When the fish finally surfaced he gasped as the fish was a lot bigger then he imagined. He guided the fish away from the pilings and I finally got it to head into the net, far enough that I could fold it in and hoist it up, (Congratut Eric for your biggest fish ever, a 37 inch 23 inch girth bull red)!
After a good release I picked up my pole and now it was my turn. As I started to wind in I realized I had a big fish on and it was fighting more like a big black drum. It kept down and made several runs near the pilings before it finally tired and Eric hoisted up the net, (34 inches long and 25 inch girth, Black Drum).
We fished for a while more and caught quite a few gaff top catfish. We even caught several hard head catfish before it started to rain and begin to get colder.

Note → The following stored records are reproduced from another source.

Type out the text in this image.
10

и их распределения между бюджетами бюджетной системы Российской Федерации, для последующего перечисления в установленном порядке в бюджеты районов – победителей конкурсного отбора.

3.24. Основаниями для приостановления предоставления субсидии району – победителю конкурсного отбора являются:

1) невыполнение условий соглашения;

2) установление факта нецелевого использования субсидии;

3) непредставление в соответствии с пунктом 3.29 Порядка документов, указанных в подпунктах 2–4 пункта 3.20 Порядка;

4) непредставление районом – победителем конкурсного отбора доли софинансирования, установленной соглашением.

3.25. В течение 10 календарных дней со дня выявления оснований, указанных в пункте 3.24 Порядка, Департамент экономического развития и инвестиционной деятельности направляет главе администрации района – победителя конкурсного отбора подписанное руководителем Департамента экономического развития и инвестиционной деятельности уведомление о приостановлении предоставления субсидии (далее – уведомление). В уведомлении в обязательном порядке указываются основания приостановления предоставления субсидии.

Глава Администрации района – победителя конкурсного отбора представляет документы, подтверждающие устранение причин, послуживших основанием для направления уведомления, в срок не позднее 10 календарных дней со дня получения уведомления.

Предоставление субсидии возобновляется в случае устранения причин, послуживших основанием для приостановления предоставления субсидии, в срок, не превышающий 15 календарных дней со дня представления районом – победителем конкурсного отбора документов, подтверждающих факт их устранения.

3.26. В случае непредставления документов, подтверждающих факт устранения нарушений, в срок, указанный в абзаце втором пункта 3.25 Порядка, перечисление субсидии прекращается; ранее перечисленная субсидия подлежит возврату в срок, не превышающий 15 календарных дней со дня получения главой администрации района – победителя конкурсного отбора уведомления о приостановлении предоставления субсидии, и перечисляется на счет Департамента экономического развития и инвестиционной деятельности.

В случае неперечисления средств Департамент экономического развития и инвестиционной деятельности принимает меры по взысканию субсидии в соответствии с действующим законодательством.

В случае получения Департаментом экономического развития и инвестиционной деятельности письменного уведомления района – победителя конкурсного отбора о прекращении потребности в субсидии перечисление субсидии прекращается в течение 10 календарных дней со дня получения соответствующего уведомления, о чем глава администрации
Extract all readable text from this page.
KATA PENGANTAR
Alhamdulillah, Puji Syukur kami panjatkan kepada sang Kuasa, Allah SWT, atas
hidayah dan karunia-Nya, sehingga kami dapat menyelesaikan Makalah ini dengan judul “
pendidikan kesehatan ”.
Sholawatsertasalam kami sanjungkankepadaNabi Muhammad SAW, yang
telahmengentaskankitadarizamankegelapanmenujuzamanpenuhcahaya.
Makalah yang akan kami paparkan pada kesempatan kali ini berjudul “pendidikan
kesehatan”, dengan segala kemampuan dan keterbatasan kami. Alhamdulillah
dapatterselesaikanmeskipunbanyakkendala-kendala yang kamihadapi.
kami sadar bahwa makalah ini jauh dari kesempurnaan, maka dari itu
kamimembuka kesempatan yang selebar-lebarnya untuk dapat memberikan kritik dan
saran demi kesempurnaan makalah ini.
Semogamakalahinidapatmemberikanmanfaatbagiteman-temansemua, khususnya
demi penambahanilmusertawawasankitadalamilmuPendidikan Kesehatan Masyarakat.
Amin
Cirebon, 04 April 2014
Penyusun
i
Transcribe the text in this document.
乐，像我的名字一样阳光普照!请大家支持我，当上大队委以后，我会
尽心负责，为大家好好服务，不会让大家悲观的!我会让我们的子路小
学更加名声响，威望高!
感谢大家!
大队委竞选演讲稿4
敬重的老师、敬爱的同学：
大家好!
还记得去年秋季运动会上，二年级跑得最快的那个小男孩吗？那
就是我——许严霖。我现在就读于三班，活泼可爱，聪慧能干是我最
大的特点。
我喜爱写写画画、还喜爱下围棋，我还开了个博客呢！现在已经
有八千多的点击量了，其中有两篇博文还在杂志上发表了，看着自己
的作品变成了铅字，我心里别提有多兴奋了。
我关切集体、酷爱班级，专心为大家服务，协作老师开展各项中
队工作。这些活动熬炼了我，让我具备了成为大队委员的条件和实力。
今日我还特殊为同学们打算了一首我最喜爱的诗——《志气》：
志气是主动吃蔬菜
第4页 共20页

It didn’t matter as we had had a great three hours on the fishing bridge and so we headed back to Connie and Gary’s house.
It’s not all fun here as Gary picked up some oysters and it was time to teach Eric and Jenny how to shuck oysters. While none of us are any threat to anyone whose job is shucking oysters, we did manage to open them all without stabbing ourselves with the oyster knives.
Heading back to the Snyder’s we had a feast of a Grand Isle Shrimp boil, blue crab casserole, and fried oysters. I forgot to take any images and simply ate like there was no tomorrow, (Louisiana is not a good place to diet). Luckily I saved room for a slice of fresh blackberry pie, made from berries I had picked earlier that day.